Facteurs associés à l'apparition et à la persistance du trouble déficitaire de l'attention avec ou sans hyperactivité infraclinique et complet chez les femmes : une étude épidémiologique en population généraleFactors associated with the occurrence and persistence of subthreshold and full attention-deficit hyperactivity disorder in women: A population-based epidemiological study.
- Les expériences adverses dans l'enfance et un faible lien parental sont associés au TDAH sous-seuil et complet chez la femme.
- L'agrégation familiale et un âge précoce d'apparition sont des caractéristiques marquantes du TDAH complet mais pas de sa persistance.
- La persistance du TDAH est principalement liée à des marqueurs pro-inflammatoires (monocytes, neutrophiles, hsCRP) et cardiométaboliques (insuline, leptine).
Étude populationnelle robuste (N=2741) avec analyses multivariées et centrées sur la personne. Aborde un sujet cliniquement pertinent (TDAH féminin et ses facteurs de persistance) avec des implications directes pour le dépistage et la prise en charge.
L'étude est transversale et ne permet pas d'établir de causalité. L'échantillon est limité à une région géographique (Lausanne, Suisse) et à une tranche d'âge (35-88 ans), ce qui peut limiter la généralisabilité. Les données rétrospectives sur les expériences adverses et l'âge d'apparition peuvent être sujettes à des biais de mémoire. La classification du TDAH sous-seuil repose sur des seuils non standardisés, ce qui peut affecter la comparabilité. Les marqueurs immunologiques et métaboliques n'ont été mesurés qu'à un seul moment, ne reflétant pas les variations temporelles.
Cette étude épidémiologique a analysé les facteurs associés au TDAH (sous-seuil, complet, persistant) chez 2741 femmes (35-88 ans) issues de la cohorte CoLaus|PsyCoLaus. Les résultats montrent que les expériences adverses dans l'enfance et un faible lien parental sont communs aux formes sous-seuil et complètes. L'agrégation familiale et un âge précoce d'apparition caractérisent le TDAH complet, tandis que la persistance est associée à des marqueurs immunologiques et cardiométaboliques élevés. Une analyse en classes latentes a identifié un sous-groupe « accablé » avec plus de traumatismes et une persistance plus élevée.

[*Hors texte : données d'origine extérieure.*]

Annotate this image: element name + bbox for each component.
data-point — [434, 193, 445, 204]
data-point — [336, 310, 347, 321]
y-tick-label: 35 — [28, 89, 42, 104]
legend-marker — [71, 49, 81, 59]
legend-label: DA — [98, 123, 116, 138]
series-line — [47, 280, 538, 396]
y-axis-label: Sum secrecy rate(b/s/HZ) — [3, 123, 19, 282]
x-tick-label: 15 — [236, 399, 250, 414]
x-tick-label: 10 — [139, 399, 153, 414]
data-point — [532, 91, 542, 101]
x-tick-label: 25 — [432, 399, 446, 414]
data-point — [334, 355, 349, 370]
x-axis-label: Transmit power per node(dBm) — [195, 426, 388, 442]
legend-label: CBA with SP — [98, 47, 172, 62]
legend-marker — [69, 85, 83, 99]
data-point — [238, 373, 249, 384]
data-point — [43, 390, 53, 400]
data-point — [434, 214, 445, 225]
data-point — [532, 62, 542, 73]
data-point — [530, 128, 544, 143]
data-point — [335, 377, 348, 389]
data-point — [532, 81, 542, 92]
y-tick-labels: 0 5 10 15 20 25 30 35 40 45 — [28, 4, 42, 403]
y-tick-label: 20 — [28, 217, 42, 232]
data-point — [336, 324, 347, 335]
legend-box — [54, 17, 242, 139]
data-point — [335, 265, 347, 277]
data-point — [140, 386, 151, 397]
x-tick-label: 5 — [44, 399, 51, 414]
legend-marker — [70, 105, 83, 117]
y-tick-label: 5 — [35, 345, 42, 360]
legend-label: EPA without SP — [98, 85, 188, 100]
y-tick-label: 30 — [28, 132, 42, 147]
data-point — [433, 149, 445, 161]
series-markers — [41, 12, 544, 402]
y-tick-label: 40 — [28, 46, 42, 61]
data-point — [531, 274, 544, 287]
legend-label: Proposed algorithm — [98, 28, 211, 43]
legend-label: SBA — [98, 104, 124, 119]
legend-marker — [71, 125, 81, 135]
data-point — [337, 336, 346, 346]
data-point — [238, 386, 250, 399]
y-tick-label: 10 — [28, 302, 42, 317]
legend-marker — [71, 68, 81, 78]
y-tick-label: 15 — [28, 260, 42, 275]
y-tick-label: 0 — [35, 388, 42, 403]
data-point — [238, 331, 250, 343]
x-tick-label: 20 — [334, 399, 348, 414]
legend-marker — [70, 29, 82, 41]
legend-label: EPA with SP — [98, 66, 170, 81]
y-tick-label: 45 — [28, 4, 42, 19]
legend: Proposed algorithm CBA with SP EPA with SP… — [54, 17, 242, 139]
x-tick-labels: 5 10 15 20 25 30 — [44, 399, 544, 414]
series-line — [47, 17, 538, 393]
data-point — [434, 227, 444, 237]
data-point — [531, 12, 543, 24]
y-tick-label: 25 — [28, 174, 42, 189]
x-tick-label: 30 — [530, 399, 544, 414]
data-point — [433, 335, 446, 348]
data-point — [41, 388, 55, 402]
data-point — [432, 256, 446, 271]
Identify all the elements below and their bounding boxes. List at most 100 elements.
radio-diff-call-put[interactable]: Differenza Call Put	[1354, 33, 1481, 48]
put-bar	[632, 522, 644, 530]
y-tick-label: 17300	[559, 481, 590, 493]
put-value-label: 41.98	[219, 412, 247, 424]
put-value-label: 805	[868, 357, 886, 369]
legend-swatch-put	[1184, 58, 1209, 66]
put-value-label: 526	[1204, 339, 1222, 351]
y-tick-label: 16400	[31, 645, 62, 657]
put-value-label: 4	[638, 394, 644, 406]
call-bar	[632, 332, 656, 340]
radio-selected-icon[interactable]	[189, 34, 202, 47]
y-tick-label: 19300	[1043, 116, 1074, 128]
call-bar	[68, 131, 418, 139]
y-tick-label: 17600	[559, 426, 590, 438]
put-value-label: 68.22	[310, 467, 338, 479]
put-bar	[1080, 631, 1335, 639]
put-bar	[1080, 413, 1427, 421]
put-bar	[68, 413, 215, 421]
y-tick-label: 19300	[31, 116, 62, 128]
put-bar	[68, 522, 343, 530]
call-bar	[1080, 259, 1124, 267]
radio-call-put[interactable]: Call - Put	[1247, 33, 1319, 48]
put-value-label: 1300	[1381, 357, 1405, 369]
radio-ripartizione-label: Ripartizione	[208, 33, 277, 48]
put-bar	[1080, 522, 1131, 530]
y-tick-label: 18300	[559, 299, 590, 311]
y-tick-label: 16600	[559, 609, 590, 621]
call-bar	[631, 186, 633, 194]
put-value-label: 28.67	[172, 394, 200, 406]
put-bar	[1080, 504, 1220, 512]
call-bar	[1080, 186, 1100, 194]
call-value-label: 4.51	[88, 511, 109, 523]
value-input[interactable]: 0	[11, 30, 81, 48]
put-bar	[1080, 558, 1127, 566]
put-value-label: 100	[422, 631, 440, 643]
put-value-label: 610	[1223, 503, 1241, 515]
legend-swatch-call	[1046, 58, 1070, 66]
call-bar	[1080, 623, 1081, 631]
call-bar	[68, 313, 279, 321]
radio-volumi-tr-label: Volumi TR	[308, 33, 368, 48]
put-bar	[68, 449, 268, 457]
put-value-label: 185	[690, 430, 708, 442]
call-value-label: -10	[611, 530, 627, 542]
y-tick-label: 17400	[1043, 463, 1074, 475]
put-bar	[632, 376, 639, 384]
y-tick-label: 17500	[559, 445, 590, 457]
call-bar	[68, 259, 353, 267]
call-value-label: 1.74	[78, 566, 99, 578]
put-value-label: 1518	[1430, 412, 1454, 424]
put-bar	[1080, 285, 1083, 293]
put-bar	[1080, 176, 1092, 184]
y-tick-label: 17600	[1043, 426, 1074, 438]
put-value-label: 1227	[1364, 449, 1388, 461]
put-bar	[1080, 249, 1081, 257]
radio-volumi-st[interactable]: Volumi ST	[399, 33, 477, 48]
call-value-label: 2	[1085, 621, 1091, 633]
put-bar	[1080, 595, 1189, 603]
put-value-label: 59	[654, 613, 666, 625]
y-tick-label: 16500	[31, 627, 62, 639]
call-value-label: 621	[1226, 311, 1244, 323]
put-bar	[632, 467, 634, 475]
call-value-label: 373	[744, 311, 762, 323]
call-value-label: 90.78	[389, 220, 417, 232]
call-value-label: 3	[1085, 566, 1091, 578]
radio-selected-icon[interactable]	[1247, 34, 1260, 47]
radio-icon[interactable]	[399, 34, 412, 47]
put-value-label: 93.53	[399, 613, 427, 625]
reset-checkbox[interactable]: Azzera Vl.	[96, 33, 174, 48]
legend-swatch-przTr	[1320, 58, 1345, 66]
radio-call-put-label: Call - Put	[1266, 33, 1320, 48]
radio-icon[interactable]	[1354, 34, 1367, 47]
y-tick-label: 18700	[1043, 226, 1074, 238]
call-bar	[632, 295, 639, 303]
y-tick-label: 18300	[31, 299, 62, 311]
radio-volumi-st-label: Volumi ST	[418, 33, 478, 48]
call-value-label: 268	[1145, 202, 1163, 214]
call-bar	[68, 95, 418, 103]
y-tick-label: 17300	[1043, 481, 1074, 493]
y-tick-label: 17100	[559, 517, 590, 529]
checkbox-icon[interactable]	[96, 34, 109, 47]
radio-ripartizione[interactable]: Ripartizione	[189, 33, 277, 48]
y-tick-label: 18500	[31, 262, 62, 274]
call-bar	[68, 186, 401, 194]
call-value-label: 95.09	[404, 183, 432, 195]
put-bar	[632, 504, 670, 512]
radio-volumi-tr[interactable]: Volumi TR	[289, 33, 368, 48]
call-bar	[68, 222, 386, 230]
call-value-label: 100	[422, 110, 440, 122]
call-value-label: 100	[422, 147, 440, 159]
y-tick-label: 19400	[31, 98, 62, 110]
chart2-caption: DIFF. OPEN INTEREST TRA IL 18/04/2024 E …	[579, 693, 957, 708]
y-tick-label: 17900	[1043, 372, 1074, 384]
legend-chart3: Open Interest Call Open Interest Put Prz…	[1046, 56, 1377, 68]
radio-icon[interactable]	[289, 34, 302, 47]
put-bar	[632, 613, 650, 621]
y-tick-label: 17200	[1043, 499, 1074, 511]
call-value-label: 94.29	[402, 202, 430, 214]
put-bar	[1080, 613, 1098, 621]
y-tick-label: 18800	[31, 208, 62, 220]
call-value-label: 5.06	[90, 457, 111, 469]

Les expériences adverses dans l'enfance et un faible lien parental sont associés au TDAH sous-seuil et complet chez la femme. L'agrégation familiale et un âge précoce d'apparition sont des caractéristiques marquantes du TDAH complet mais pas de sa persistance. La persistance du TDAH est principalement liée à des marqueurs pro-inflammatoires (monocytes, neutrophiles, hsCRP) et cardiométaboliques (insuline, leptine). Une analyse en classes latentes a différencié un sous-groupe « accablé » (traumatismes élevés) et un sous-groupe « idiopathique » ; le premier a un taux de persistance plus élevé. L'hétérogénéité du TDAH féminin dépend non seulement de la sévérité mais aussi de facteurs contextuels et biologiques.
Le dépistage du TDAH chez la femme devrait inclure une évaluation des traumatismes infantiles et de la qualité du lien parental. Les marqueurs immunologiques et cardiométaboliques pourraient aider à identifier les patientes à risque de persistance du TDAH. Les approches thérapeutiques pourraient être adaptées en fonction du sous-groupe (accablé vs idiopathique) pour améliorer l'efficacité. Une attention particulière aux comorbidités somatiques, notamment inflammatoires et métaboliques, est nécessaire dans le suivi des femmes avec TDAH persistant.